KUMPARAN.COM, Denpasar — Aliansi Reformasi KUHP mendesak DPR-RI agar tidak terburu-buru mengesahkan rancangan kitab undang-undang hukum pidana (RKUHP). “Karena masih banyak celah dan berpotensi menghambat perwujudan masyarakat yang berkualitas,” kata I Komang Sutrisna, Direktur Daerah PKBI Bali dalam diskusi di Hotel Grand Santhi Denpasar (13/8).
Komang menuturkan, Aliansi menemukan ada pasal-pasal bermasalah dalam berbagai aspek termasuk diantaranya pada aspek kesehatan. Pasal-pasal masalah tersebut dapat menimbulkan kriminalisasi pada upaya promosi alat kontrasepsi, kriminalisasi penghentian kehamilan, pengelandangan, setiap bentuk persetubuhan diluar ikatan perkawinan, dan hukum yang hidup di masyarakat.
Secara terperinci, Komang menyampaikan bahwa pasal-pasal yang menjadi persoalan antara lain yang pertama berupa kriminalisasi terhadap promosi alat pencegah kehamilan termasuk kontrasepsi.

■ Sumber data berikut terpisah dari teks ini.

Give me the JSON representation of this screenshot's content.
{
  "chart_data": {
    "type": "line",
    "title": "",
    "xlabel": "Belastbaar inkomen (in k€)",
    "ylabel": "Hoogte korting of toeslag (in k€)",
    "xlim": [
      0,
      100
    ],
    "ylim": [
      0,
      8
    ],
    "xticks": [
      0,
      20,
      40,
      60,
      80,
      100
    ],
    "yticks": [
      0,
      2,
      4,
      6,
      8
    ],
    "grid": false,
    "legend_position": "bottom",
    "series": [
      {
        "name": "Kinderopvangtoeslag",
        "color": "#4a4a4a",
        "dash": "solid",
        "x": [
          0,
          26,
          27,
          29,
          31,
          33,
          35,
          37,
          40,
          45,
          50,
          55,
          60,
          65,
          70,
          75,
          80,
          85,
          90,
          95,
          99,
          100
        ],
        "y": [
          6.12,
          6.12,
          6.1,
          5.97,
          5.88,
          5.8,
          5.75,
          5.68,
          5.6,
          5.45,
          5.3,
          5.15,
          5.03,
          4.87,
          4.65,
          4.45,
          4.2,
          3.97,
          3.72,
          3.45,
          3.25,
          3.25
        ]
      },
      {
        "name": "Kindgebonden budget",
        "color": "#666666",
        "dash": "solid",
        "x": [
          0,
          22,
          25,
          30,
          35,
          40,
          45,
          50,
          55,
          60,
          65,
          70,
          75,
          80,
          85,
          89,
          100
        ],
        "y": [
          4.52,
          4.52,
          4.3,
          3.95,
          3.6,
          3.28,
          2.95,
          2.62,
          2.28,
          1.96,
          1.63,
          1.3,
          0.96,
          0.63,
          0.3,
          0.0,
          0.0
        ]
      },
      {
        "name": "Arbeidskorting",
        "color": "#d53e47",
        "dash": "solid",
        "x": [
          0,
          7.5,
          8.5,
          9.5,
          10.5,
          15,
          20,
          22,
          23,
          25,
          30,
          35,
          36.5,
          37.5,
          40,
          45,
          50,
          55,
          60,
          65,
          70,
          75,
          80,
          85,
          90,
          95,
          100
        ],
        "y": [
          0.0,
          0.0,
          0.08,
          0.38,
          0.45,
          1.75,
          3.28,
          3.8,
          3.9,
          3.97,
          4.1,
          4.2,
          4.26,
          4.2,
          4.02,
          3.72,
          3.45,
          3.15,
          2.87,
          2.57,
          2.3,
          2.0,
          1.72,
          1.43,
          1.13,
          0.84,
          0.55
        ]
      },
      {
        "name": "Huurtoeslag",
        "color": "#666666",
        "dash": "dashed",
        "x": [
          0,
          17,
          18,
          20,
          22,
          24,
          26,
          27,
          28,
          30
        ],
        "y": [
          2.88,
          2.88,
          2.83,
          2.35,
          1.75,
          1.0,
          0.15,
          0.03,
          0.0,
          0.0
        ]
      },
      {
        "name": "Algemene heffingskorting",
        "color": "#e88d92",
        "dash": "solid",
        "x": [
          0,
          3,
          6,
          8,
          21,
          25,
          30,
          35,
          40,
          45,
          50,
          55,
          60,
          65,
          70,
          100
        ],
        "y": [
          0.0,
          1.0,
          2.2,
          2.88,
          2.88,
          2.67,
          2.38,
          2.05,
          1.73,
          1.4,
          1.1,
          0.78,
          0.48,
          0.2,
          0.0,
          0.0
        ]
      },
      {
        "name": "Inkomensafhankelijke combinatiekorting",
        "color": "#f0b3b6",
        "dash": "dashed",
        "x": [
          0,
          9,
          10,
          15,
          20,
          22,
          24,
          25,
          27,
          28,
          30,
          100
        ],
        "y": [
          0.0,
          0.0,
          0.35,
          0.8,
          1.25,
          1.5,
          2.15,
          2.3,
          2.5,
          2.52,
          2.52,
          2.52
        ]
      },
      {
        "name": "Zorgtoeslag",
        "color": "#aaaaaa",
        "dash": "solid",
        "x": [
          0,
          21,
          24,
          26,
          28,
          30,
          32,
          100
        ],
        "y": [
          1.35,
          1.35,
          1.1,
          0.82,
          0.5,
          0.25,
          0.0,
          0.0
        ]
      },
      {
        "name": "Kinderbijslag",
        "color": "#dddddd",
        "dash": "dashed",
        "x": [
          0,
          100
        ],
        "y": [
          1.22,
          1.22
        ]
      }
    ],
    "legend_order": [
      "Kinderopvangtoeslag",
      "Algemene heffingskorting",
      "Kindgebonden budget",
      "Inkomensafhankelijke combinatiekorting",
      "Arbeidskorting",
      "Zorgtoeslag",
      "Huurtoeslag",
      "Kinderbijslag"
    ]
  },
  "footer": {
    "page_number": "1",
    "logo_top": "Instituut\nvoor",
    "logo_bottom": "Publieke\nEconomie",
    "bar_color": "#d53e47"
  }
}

“Pasal ini jelas akan mengkriminalisasi petugas pemberi informasi seperti dari petugas KB, Pemuka agama, kader PKK dan guru dan pihak-pihak lain yang hendak memberikan edukasi terkait upaya pencegahan HIV/AIDS” jelasnya.

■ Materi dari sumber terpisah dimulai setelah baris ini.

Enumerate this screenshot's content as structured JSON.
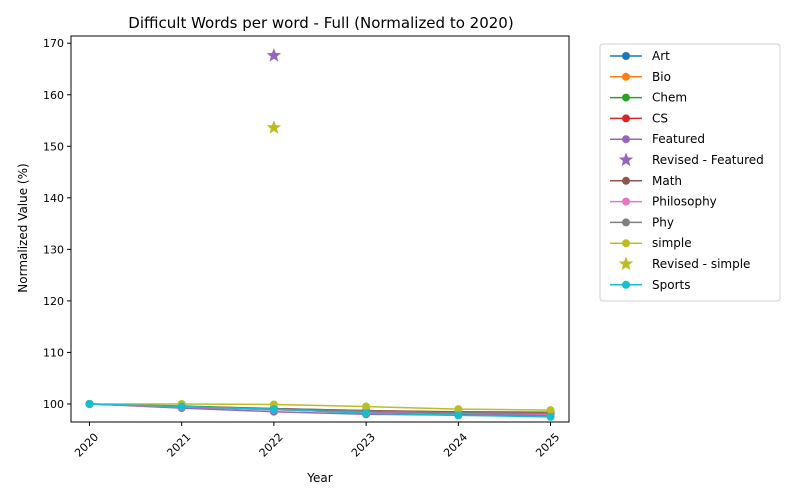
{
  "chart_data": {
    "type": "line",
    "title": "Difficult Words per word - Full (Normalized to 2020)",
    "xlabel": "Year",
    "ylabel": "Normalized Value (%)",
    "x": [
      2020,
      2021,
      2022,
      2023,
      2024,
      2025
    ],
    "xlim": [
      2019.8,
      2025.2
    ],
    "ylim": [
      96.5,
      171.4
    ],
    "yticks": [
      100,
      110,
      120,
      130,
      140,
      150,
      160,
      170
    ],
    "legend_position": "outside-right",
    "series": [
      {
        "name": "Art",
        "kind": "line",
        "marker": "circle",
        "color": "#1f77b4",
        "values": [
          100,
          99.4,
          98.9,
          98.4,
          98.1,
          97.9
        ]
      },
      {
        "name": "Bio",
        "kind": "line",
        "marker": "circle",
        "color": "#ff7f0e",
        "values": [
          100,
          99.5,
          99.0,
          98.6,
          98.3,
          98.1
        ]
      },
      {
        "name": "Chem",
        "kind": "line",
        "marker": "circle",
        "color": "#2ca02c",
        "values": [
          100,
          99.6,
          99.1,
          98.7,
          98.4,
          98.2
        ]
      },
      {
        "name": "CS",
        "kind": "line",
        "marker": "circle",
        "color": "#d62728",
        "values": [
          100,
          99.4,
          99.0,
          98.5,
          98.2,
          98.0
        ]
      },
      {
        "name": "Featured",
        "kind": "line",
        "marker": "circle",
        "color": "#9467bd",
        "values": [
          100,
          99.2,
          98.5,
          98.0,
          97.8,
          97.7
        ]
      },
      {
        "name": "Revised - Featured",
        "kind": "point",
        "marker": "star",
        "color": "#9467bd",
        "x": 2022,
        "value": 167.6
      },
      {
        "name": "Math",
        "kind": "line",
        "marker": "circle",
        "color": "#8c564b",
        "values": [
          100,
          99.5,
          99.1,
          98.7,
          98.5,
          98.4
        ]
      },
      {
        "name": "Philosophy",
        "kind": "line",
        "marker": "circle",
        "color": "#e377c2",
        "values": [
          100,
          99.4,
          98.9,
          98.5,
          98.2,
          98.0
        ]
      },
      {
        "name": "Phy",
        "kind": "line",
        "marker": "circle",
        "color": "#7f7f7f",
        "values": [
          100,
          99.5,
          99.0,
          98.6,
          98.3,
          98.2
        ]
      },
      {
        "name": "simple",
        "kind": "line",
        "marker": "circle",
        "color": "#bcbd22",
        "values": [
          100,
          100.0,
          99.9,
          99.5,
          99.0,
          98.8
        ]
      },
      {
        "name": "Revised - simple",
        "kind": "point",
        "marker": "star",
        "color": "#bcbd22",
        "x": 2022,
        "value": 153.6
      },
      {
        "name": "Sports",
        "kind": "line",
        "marker": "circle",
        "color": "#17becf",
        "values": [
          100,
          99.5,
          99.0,
          98.2,
          97.8,
          97.5
        ]
      }
    ]
  }
}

Kedua kriminalisasi terhadap setiap perempuan yang melakukan penghentian kehamilan meskipun terdapat indikasi medis ataupun perkosaan. “pada kasus indikasi medis dan Korban perkosaan sebagaimana yang dikecualikan dalam UU 36 Tahun 2009 tentang kesehatan. Hal ini jelas akan menyederhanakan kompleksitas Kondisi perempuan korba kehamilan yang tidak direncanakan. RKUHP ini malah akan menempatkan perempuan dalam kondisi yang menyulitkan dan membahayakan,” jelasnya.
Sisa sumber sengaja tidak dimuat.